Las responsabilidades de cuidado y los quehaceres del hogar, figuran como los factores estructurales detrás de estas brechas: A nivel agregado, un 8,8% de las mujeres está fuera de la fuerza laboral por razones de cuidado, frente a un 0,7% de los hombres. La diferencia es aún más marcada en los hogares de menores ingresos. En el primer quintil, el 15,3% de las mujeres está fuera del mercado laboral por cuidado de personas dependientes, cifra que cae a solo 2% en el quintil más alto.

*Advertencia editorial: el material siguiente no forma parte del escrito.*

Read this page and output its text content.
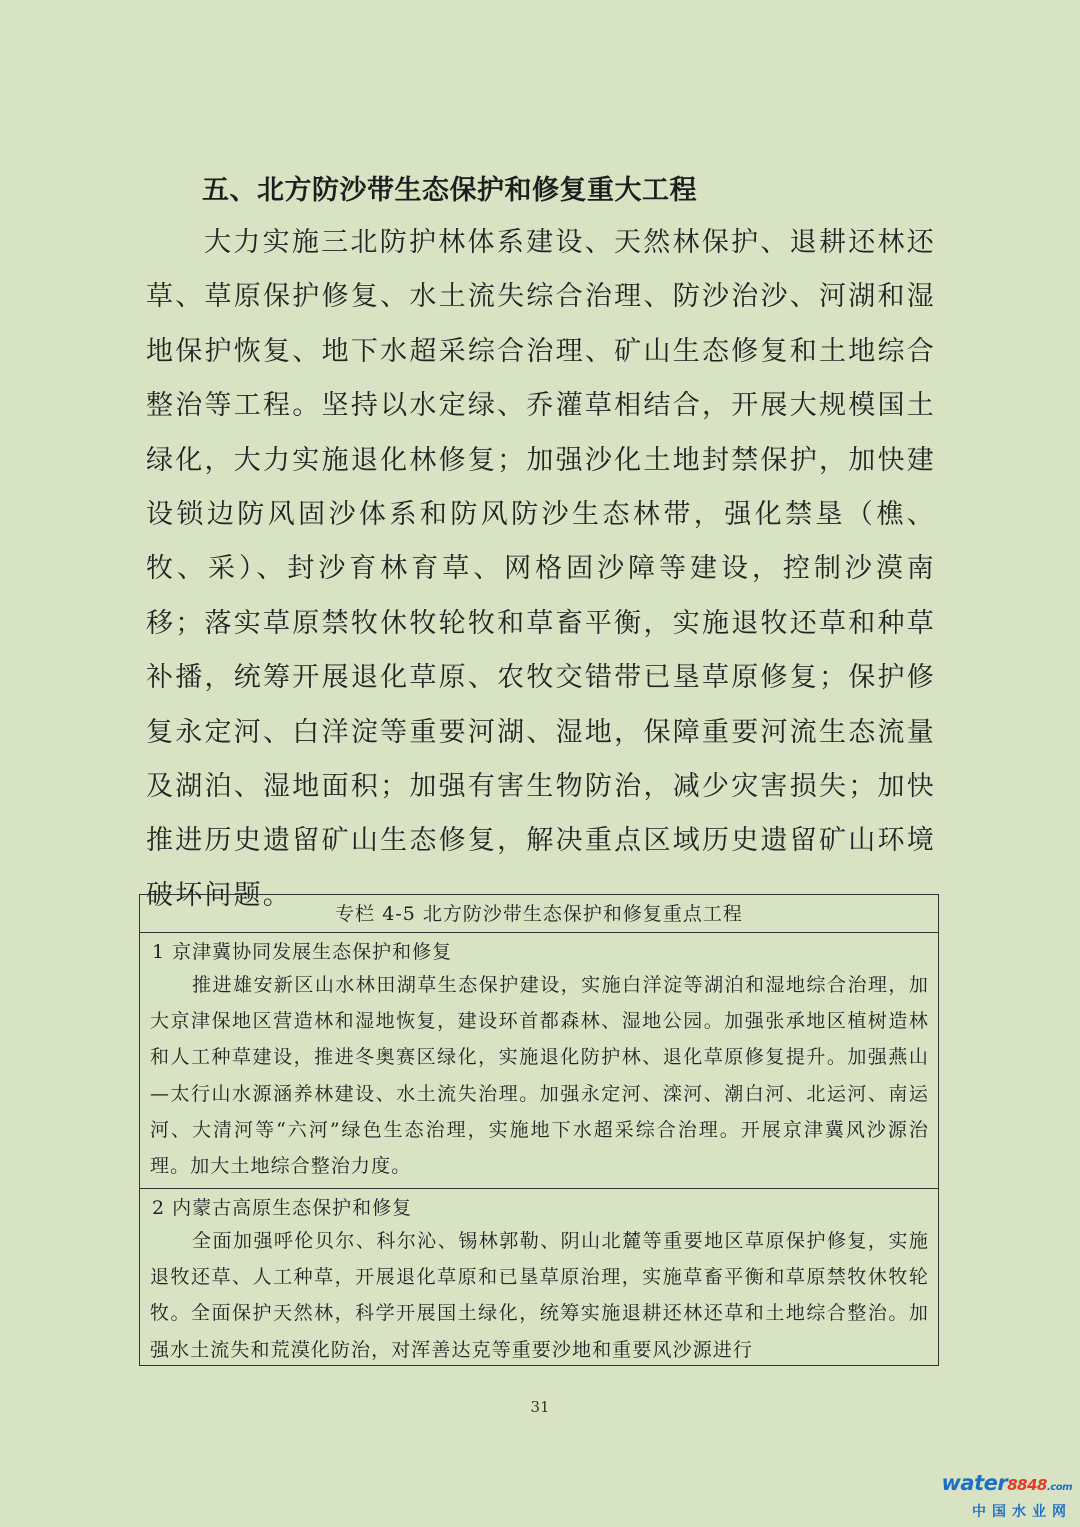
五、北方防沙带生态保护和修复重大工程

大力实施三北防护林体系建设、天然林保护、退耕还林还草、草原保护修复、水土流失综合治理、防沙治沙、河湖和湿地保护恢复、地下水超采综合治理、矿山生态修复和土地综合整治等工程。坚持以水定绿、乔灌草相结合，开展大规模国土绿化，大力实施退化林修复；加强沙化土地封禁保护，加快建设锁边防风固沙体系和防风防沙生态林带，强化禁垦（樵、牧、采）、封沙育林育草、网格固沙障等建设，控制沙漠南移；落实草原禁牧休牧轮牧和草畜平衡，实施退牧还草和种草补播，统筹开展退化草原、农牧交错带已垦草原修复；保护修复永定河、白洋淀等重要河湖、湿地，保障重要河流生态流量及湖泊、湿地面积；加强有害生物防治，减少灾害损失；加快推进历史遗留矿山生态修复，解决重点区域历史遗留矿山环境破坏问题。

专栏 4-5 北方防沙带生态保护和修复重点工程
1 京津冀协同发展生态保护和修复

推进雄安新区山水林田湖草生态保护建设，实施白洋淀等湖泊和湿地综合治理，加大京津保地区营造林和湿地恢复，建设环首都森林、湿地公园。加强张承地区植树造林和人工种草建设，推进冬奥赛区绿化，实施退化防护林、退化草原修复提升。加强燕山—太行山水源涵养林建设、水土流失治理。加强永定河、滦河、潮白河、北运河、南运河、大清河等“六河”绿色生态治理，实施地下水超采综合治理。开展京津冀风沙源治理。加大土地综合整治力度。

2 内蒙古高原生态保护和修复

全面加强呼伦贝尔、科尔沁、锡林郭勒、阴山北麓等重要地区草原保护修复，实施退牧还草、人工种草，开展退化草原和已垦草原治理，实施草畜平衡和草原禁牧休牧轮牧。全面保护天然林，科学开展国土绿化，统筹实施退耕还林还草和土地综合整治。加强水土流失和荒漠化防治，对浑善达克等重要沙地和重要风沙源进行

31
water8848.com
中国水业网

En paralelo, el 8,6% de las mujeres del quintil más bajo se encuentra fuera de la fuerza laboral por quehaceres del hogar, frente a apenas un 0,5% de los hombres.

El informe enfatiza que la reducción de estas brechas en los quintiles más altos no responde a una mayor corresponsabilidad masculina, sino a que las mujeres de mayores ingresos se restan menos del mercado laboral por estos motivos.

La tasa de desempleo también refleja una relación directa con el nivel socioeconómico.

En el quintil más bajo, el desempleo femenino alcanza el 26,7%, mientras que en el quintil más alto cae a solo 3,3%. Entre las personas en situación de pobreza, afecta a un 26,4% de las mujeres, frente a un 7,7% en aquellas que no están en esa condición.

Además, la brecha de género en desempleo es mayor en los sectores más vulnerables, lo que evidencia que los factores que dificultan la inserción laboral femenina tienen un impacto más fuerte en estos grupos.

Jornada parcial y precariedad

Otro fenómeno relevante es la alta concentración de mujeres en empleos de jornada parcial, muchas veces asociados a menor estabilidad y proyección profesional.

En el primer quintil, más de la mitad de las mujeres ocupadas (53,6%) trabaja bajo esta modalidad, en comparación con el 31% de los hombres. En el caso de mujeres en situación de pobreza, la cifra alcanza el 50,9%, lo que convierte a la jornada parcial en la forma predominante de empleo en este segmento.

El informe vincula este fenómeno directamente con la necesidad de compatibilizar el trabajo remunerado con las responsabilidades domésticas y de cuidado.

Informalidad persistente

A nivel general, la tasa de ocupación informal es de 27,7% en mujeres y 25,8% en hombres. En el quintil más bajo, la informalidad femenina alcanza el 60,4%, mientras que en el más alto cae a 13,7%. En mujeres en situación de pobreza, la tasa llega a 58,8%, evidenciando una fuerte relación entre informalidad y vulnerabilidad socioeconómica.

El informe destaca que esta situación está estrechamente vinculada a la mayor presencia femenina en empleos de jornada parcial, los cuales en Chile se desarrollan en gran medida en condiciones informales.

El análisis concluye que las brechas de género en el mercado laboral chileno no pueden abordarse de manera uniforme, ya que varían significativamente según el nivel de ingreso y la situación de pobreza. Plantea la necesidad de diseñar políticas públicas y estrategias empresariales focalizadas, que consideren las distintas realidades que enfrentan las mujeres, especialmente aquellas en contextos de mayor vulnerabilidad.

El desafío no es solo aumentar la participación laboral femenina, sino hacerlo en condiciones de calidad, reduciendo la informalidad, la precariedad y la sobrecarga de tareas de cuidado que hoy limitan su desarrollo económico.